= New Democratic Party of Manitoba candidates in the 1990 Manitoba provincial election =

The New Democratic Party of Manitoba fielded a full slate of candidates in the 1990 provincial election, and won 20 seats out of 57 to form the Official Opposition in the legislature. Many of the party's candidates have their own biography pages; information about others may be found here.

==Shirley Lord (Fort Garry)==

Shirley Lord is a community organizer and activist. She was a nurse from 1970 to 1981, and fought for pay equity between aids and orderlies. She was also active with the Canadian Union of Public Employees (CUPE), and eventually chaired the CUPE Manitoba and Manitoba Federation of Labour political Action Committees. She was hired by CUPE as a full-time employee in 1991. She also served as chairwoman of the Village Clinic Board, where she campaigned for medical patients to be granted legal access to cannabis to alleviate pain. She was a Winnipeg board member of the Council of Canadians and a prominent member of the Winnipeg social policy group CHO!CES. Lord was in Seattle during the 1999 protests against the World Trade Organization, and indicated that she was tear-gassed by police while walking through a fish market. She described the police actions against protesters on this occasion as "right out of control", and compared the scene to protests against the Vietnam War in the 1960s.

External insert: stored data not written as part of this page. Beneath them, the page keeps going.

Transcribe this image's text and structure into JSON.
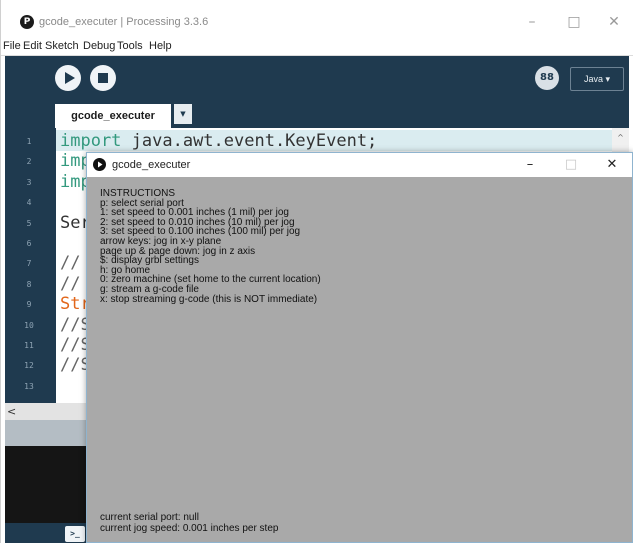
{
  "main_window": {
    "title": "gcode_executer | Processing 3.3.6",
    "app_icon_glyph": "P",
    "minimize_glyph": "–",
    "maximize_glyph": "□",
    "close_glyph": "✕"
  },
  "menu": [
    "File",
    "Edit",
    "Sketch",
    "Debug",
    "Tools",
    "Help"
  ],
  "toolbar": {
    "mode_icon_text": "88",
    "mode_label": "Java ▾"
  },
  "tab": {
    "label": "gcode_executer",
    "arrow": "▼"
  },
  "editor": {
    "line_numbers": [
      "1",
      "2",
      "3",
      "4",
      "5",
      "6",
      "7",
      "8",
      "9",
      "10",
      "11",
      "12",
      "13"
    ],
    "lines": [
      {
        "kw": "import",
        "rest": " java.awt.event.KeyEvent;"
      },
      {
        "kw": "imp",
        "rest": ""
      },
      {
        "kw": "imp",
        "rest": ""
      },
      {
        "kw": "",
        "rest": ""
      },
      {
        "kw": "",
        "rest": "Ser"
      },
      {
        "kw": "",
        "rest": ""
      },
      {
        "cmt": "//"
      },
      {
        "cmt": "//"
      },
      {
        "kw_orange": "Str"
      },
      {
        "cmt": "//S"
      },
      {
        "cmt": "//S"
      },
      {
        "cmt": "//S"
      },
      {
        "kw": "",
        "rest": ""
      }
    ],
    "scroll_up_glyph": "^",
    "scroll_left_glyph": "<"
  },
  "console": {
    "toggle_glyph": ">_"
  },
  "sketch_window": {
    "title": "gcode_executer",
    "minimize_glyph": "–",
    "maximize_glyph": "□",
    "close_glyph": "✕",
    "instructions": [
      "INSTRUCTIONS",
      "p: select serial port",
      "1: set speed to 0.001 inches (1 mil) per jog",
      "2: set speed to 0.010 inches (10 mil) per jog",
      "3: set speed to 0.100 inches (100 mil) per jog",
      "arrow keys: jog in x-y plane",
      "page up & page down: jog in z axis",
      "$: display grbl settings",
      "h: go home",
      "0: zero machine (set home to the current location)",
      "g: stream a g-code file",
      "x: stop streaming g-code (this is NOT immediate)"
    ],
    "status": [
      "current serial port: null",
      "current jog speed: 0.001 inches per step"
    ]
  },
  "colors": {
    "chrome_dark": "#1f3a4f",
    "keyword": "#33997e",
    "string_type": "#e2661a",
    "sketch_background": "#a9a9a9"
  }
}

She was the provincial New Democratic Party's president during the 1980s, and was campaign manager for Bill Blaikie's first political campaign in 1979. She has been a New Democratic Party candidate on two occasions.

Lord relocated to Kampala, Uganda in 2004, where she helped in fundraising for orphans and worked with the National Union of Persons with Disabilities through Volunteer Services Oversees (VSO). In 2007, she began a six-month VSO placement with the Christian Relief and Development Association in Addis Ababa, Ethiopia.

Electoral record
| Election | Division | Party | Votes | % | Place | Winner |
|---|---|---|---|---|---|---|
| provincial by-election, 2 October 1984 | Fort Garry | New Democratic Party | 1,211 |  | 3/5 | Charles Birt, Progressive Conservative |
| 1990 provincial | Fort Garry | New Democratic Party | 1,500 | 13.83 | 3/4 | Rosemary Vodrey, Progressive Conservative |

==Donald A. Bailey (Osborne)==

Bailey is a professor of History at the University of Winnipeg. He is the author of Canada’s constitutional troubles: what can we learn from European history?, published by the University of Winnipeg Press in 1991.

In the aftermath of the 1995 Quebec referendum, Bailey called for Quebec to be recognized as a distinct society within Canada. He wrote that Canadians should "cease the rhetoric of alienation" against Quebec, and "stop denying to Quebec formal recognition of its special status, a recognition that will not harm English Canada one iota". In 1997, he wrote a work supporting the principle of sovereignty for First Nations communities in Canada.

Bailey has been a president of the Manitoba Association for Rights and Liberties (MARL). He criticized the provincial government's plan to introduce a welfare fraud hotline in 1995, saying that anonymous snitch lines were inappropriate in a free society. The following year, he was awarded the Clarence Atchison Award for Excellence in Community Service.

He received 2,861 votes (29.19%) in the 1990 election, finishing second against Liberal incumbent Reg Alcock.